Law graduate turned Bollywood Actress Pallavi Sharda addresses AALA Diwali Dinner

Law graduate turned Bollywood Actress Pallavi Sharda addresses AALA Diwali Dinner

AALA diwali eventAustralian-Indian Bollywood actress, Pallavi Sharda, was the keynote speaker at the Australian Asian Lawyers Association (AALA) Diwali dinner on October 28, held at the Gaylord Indian Restaurant in Melbourne.

The evening was opened by Mr Reynah Tang, President of the AALA. The AALA, he said, is the first association in Australia to focus on the growing number of Asian Australian lawyers in the profession.

One of the organisation’s key objectives is to create a greater cultural diversity – and understanding – within the senior ranks of the legal profession and to develop links with other legal associations in our region. Mr Tang said that to achieve these aims, we need to shine a light on the role that lawyers from an Asian Australian background have, and can continue to, play in the legal profession.

The celebration was a cultural experience for the guests. They were welcomed in the traditional Indian way with a red tika and rice being placed on their foreheads and offered delicious Indian sweets. The tables were filled with small diyas, or lamps and Ms Anita Rai, a budding singer of Indian- Srilankan heritage, performed a Hindi song for the guests.

Diwali, though, is not just a festival for consuming enormous quantities of sweets! Ms Molina Asthana, principal solicitor with the Victorian Government Solicitors Office, spoke about the historical origins and cultural significance that Diwali has for Indians of many religious backgrounds. Ms Asthana said that Diwali is the “festival of light” and it signifies the victory of light over darkness, knowledge over ignorance, good over evil, and hope over despair.

There are about 20 different cultural backgrounds represented in the membership of the AALA and the organisation has tried to celebrate and understand this diversity by celebrating events such as Chinese New Year earlier in the year and now most recently Diwali.

It was only fitting then that Pallavi Sharda be invited to speak of her experiences of growing up in Australia, studying law and moving to Mumbai to pursue her dream of being a Bollywood star. She said that it was quite poignant to be speaking at Gaylord because she had performed there many times as a child.

Ms Sharda dreamed of being an actress since she was 3 years old. She is the child of two academics and it is not surprising then that she went on to pursue a triple degree- Bachelor of Arts and Bachelors of Laws as well as a Diploma in Modern Languages (French) which she fast tracked and completed in under 5 years.

Throughout her university years, though, her Indian roots stayed with her and she felt privileged to celebrate her dual heritage.

But her aspirations of breaking into the Indian film industry had not gone away and she differed a graduate offer from a top-tier law firm and moved to Mumbai in 2010 to pursue her dream. She recalled that she landed in Mumbai with four suitcases not knowing anyone, had nowhere to live and struggled at times with the intricacies of Indian life.

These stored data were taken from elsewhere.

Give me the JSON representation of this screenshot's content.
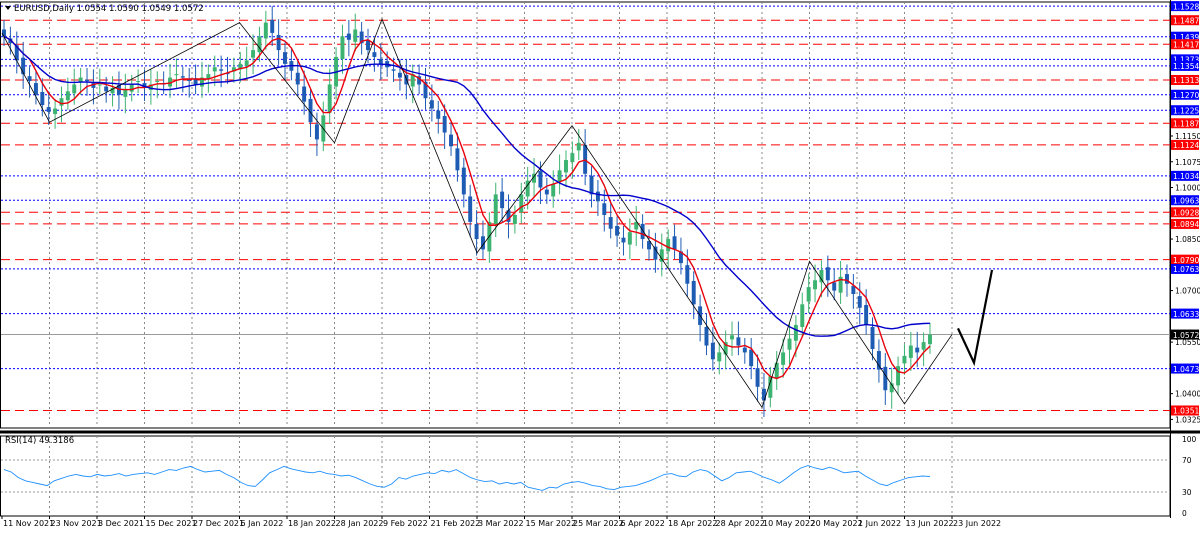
{
  "header": {
    "symbol_line": "EURUSD,Daily  1.0554 1.0590 1.0549 1.0572",
    "menu_icon": "triangle-down-icon"
  },
  "rsi": {
    "label": "RSI(14) 49.3186",
    "levels": [
      "70",
      "30"
    ],
    "scale_top": "100",
    "scale_bottom": "0",
    "color": "#1e90ff"
  },
  "colors": {
    "bull": "#3cb371",
    "bear": "#1e5cb4",
    "ma_fast": "#e8000b",
    "ma_slow": "#0000cc",
    "level_red": "#ff0000",
    "level_blue": "#0000ff",
    "zigzag": "#000000",
    "projection": "#000000"
  },
  "chart_data": {
    "type": "candlestick",
    "instrument": "EURUSD",
    "timeframe": "Daily",
    "ylim": [
      1.03,
      1.154
    ],
    "x_date_labels": [
      "11 Nov 2021",
      "23 Nov 2021",
      "3 Dec 2021",
      "15 Dec 2021",
      "27 Dec 2021",
      "6 Jan 2022",
      "18 Jan 2022",
      "28 Jan 2022",
      "9 Feb 2022",
      "21 Feb 2022",
      "3 Mar 2022",
      "15 Mar 2022",
      "25 Mar 2022",
      "6 Apr 2022",
      "18 Apr 2022",
      "28 Apr 2022",
      "10 May 2022",
      "20 May 2022",
      "1 Jun 2022",
      "13 Jun 2022",
      "23 Jun 2022"
    ],
    "y_ticks": [
      "1.1150",
      "1.1075",
      "1.1000",
      "1.0850",
      "1.0700",
      "1.0550",
      "1.0400",
      "1.0325"
    ],
    "price_levels": [
      {
        "value": 1.1528,
        "label": "1.1528",
        "color": "blue",
        "style": "dotted"
      },
      {
        "value": 1.1487,
        "label": "1.1487",
        "color": "red",
        "style": "dashed"
      },
      {
        "value": 1.1439,
        "label": "1.1439",
        "color": "blue",
        "style": "dotted"
      },
      {
        "value": 1.1417,
        "label": "1.1417",
        "color": "red",
        "style": "dashed"
      },
      {
        "value": 1.1373,
        "label": "1.1373",
        "color": "blue",
        "style": "dotted"
      },
      {
        "value": 1.1354,
        "label": "1.1354",
        "color": "blue",
        "style": "dotted"
      },
      {
        "value": 1.1313,
        "label": "1.1313",
        "color": "red",
        "style": "dashed"
      },
      {
        "value": 1.127,
        "label": "1.1270",
        "color": "blue",
        "style": "dotted"
      },
      {
        "value": 1.1225,
        "label": "1.1225",
        "color": "blue",
        "style": "dotted"
      },
      {
        "value": 1.1187,
        "label": "1.1187",
        "color": "red",
        "style": "dashed"
      },
      {
        "value": 1.1124,
        "label": "1.1124",
        "color": "red",
        "style": "dashed"
      },
      {
        "value": 1.1034,
        "label": "1.1034",
        "color": "blue",
        "style": "dotted"
      },
      {
        "value": 1.0963,
        "label": "1.0963",
        "color": "blue",
        "style": "dotted"
      },
      {
        "value": 1.0928,
        "label": "1.0928",
        "color": "red",
        "style": "dashed"
      },
      {
        "value": 1.0894,
        "label": "1.0894",
        "color": "red",
        "style": "dashed"
      },
      {
        "value": 1.079,
        "label": "1.0790",
        "color": "red",
        "style": "dashed"
      },
      {
        "value": 1.0763,
        "label": "1.0763",
        "color": "blue",
        "style": "dotted"
      },
      {
        "value": 1.0633,
        "label": "1.0633",
        "color": "blue",
        "style": "dotted"
      },
      {
        "value": 1.0473,
        "label": "1.0473",
        "color": "blue",
        "style": "dotted"
      },
      {
        "value": 1.0351,
        "label": "1.0351",
        "color": "red",
        "style": "dashed"
      }
    ],
    "current_price": {
      "value": 1.0572,
      "label": "1.0572"
    },
    "candles_close": [
      1.144,
      1.142,
      1.137,
      1.133,
      1.131,
      1.127,
      1.124,
      1.122,
      1.123,
      1.126,
      1.128,
      1.13,
      1.132,
      1.131,
      1.129,
      1.13,
      1.128,
      1.129,
      1.127,
      1.1285,
      1.13,
      1.131,
      1.129,
      1.13,
      1.131,
      1.13,
      1.132,
      1.133,
      1.132,
      1.131,
      1.13,
      1.132,
      1.133,
      1.135,
      1.134,
      1.133,
      1.135,
      1.136,
      1.137,
      1.14,
      1.144,
      1.148,
      1.145,
      1.14,
      1.136,
      1.134,
      1.13,
      1.125,
      1.119,
      1.114,
      1.121,
      1.13,
      1.138,
      1.144,
      1.143,
      1.146,
      1.142,
      1.14,
      1.138,
      1.136,
      1.135,
      1.134,
      1.132,
      1.13,
      1.133,
      1.13,
      1.126,
      1.123,
      1.12,
      1.116,
      1.112,
      1.105,
      1.098,
      1.09,
      1.085,
      1.082,
      1.09,
      1.098,
      1.094,
      1.09,
      1.092,
      1.098,
      1.102,
      1.104,
      1.1,
      1.098,
      1.101,
      1.105,
      1.108,
      1.11,
      1.113,
      1.104,
      1.098,
      1.096,
      1.092,
      1.088,
      1.086,
      1.084,
      1.087,
      1.09,
      1.085,
      1.082,
      1.079,
      1.082,
      1.085,
      1.082,
      1.078,
      1.072,
      1.066,
      1.06,
      1.054,
      1.05,
      1.052,
      1.055,
      1.057,
      1.054,
      1.052,
      1.048,
      1.042,
      1.038,
      1.045,
      1.049,
      1.052,
      1.056,
      1.06,
      1.066,
      1.071,
      1.073,
      1.076,
      1.073,
      1.07,
      1.074,
      1.072,
      1.069,
      1.065,
      1.06,
      1.053,
      1.047,
      1.041,
      1.043,
      1.048,
      1.051,
      1.054,
      1.052,
      1.055,
      1.0572
    ],
    "zigzag_points": [
      {
        "date": "11 Nov 2021",
        "price": 1.145
      },
      {
        "date": "23 Nov 2021",
        "price": 1.119
      },
      {
        "date": "6 Jan 2022",
        "price": 1.148
      },
      {
        "date": "28 Jan 2022",
        "price": 1.113
      },
      {
        "date": "9 Feb 2022",
        "price": 1.149
      },
      {
        "date": "3 Mar 2022",
        "price": 1.081
      },
      {
        "date": "25 Mar 2022",
        "price": 1.118
      },
      {
        "date": "10 May 2022",
        "price": 1.036
      },
      {
        "date": "20 May 2022",
        "price": 1.0785
      },
      {
        "date": "13 Jun 2022",
        "price": 1.037
      },
      {
        "date": "23 Jun 2022",
        "price": 1.0572
      }
    ],
    "projection_points": [
      {
        "date": "23 Jun 2022",
        "price": 1.059
      },
      {
        "price": 1.049
      },
      {
        "price": 1.076
      }
    ],
    "rsi_values": [
      58,
      55,
      48,
      44,
      42,
      40,
      38,
      44,
      47,
      50,
      52,
      50,
      49,
      52,
      50,
      51,
      53,
      50,
      52,
      53,
      54,
      52,
      55,
      58,
      57,
      60,
      62,
      58,
      55,
      56,
      57,
      52,
      48,
      42,
      38,
      37,
      45,
      54,
      58,
      62,
      59,
      57,
      55,
      54,
      56,
      53,
      52,
      50,
      51,
      48,
      44,
      40,
      37,
      36,
      40,
      48,
      46,
      50,
      52,
      54,
      53,
      57,
      55,
      58,
      53,
      48,
      45,
      43,
      44,
      40,
      42,
      40,
      42,
      36,
      34,
      32,
      36,
      35,
      40,
      42,
      43,
      41,
      38,
      37,
      34,
      33,
      36,
      37,
      38,
      41,
      44,
      48,
      52,
      53,
      50,
      49,
      55,
      58,
      56,
      50,
      44,
      48,
      54,
      55,
      56,
      52,
      48,
      45,
      41,
      47,
      54,
      60,
      63,
      60,
      58,
      61,
      58,
      54,
      55,
      56,
      50,
      45,
      40,
      38,
      42,
      45,
      48,
      49,
      50,
      49.3
    ]
  }
}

Ms Sharda could well be the most educated Bollywood actress and this posed a slight problem for casting agents who feared that she would scrutinise contracts and pay her taxes. She persevered and went on to star in a cameo in the hit movie My Name is Khan which starred Bollywood megastar Shah Rukh Khan and then Dus Tola and Love Breakups Zindagi. She has also starred in an Indo-American film Walkaway and an Australian movie Save Your Legs.

However the movie that got her acclaim was her debut in the Bollywood hit Besharam. Ms Sharda said that it was heartening that the AALA celebrates the dual heritage of its members and strives to ensure that the community it represents is adequately represented in the legal profession. When she was a child she remembered receiving strange looks while wearing a sari for her dance functions but today people complimented her for wearing a sari.

Five years ago when she tried to break into Australian TV she was told to apply to SBS.

Today, the demographics within Australian society, within the legal profession and AALA represent the changing face of Australia. For her duality is not a dilemma, is it a pre-condition of who we are.

Overall, the Diwali dinner was a huge success and another feather in the cap for AALA that has run popular events previously with eminent speakers such as the Attorney General, the Race Commissioner, Judges and QCs.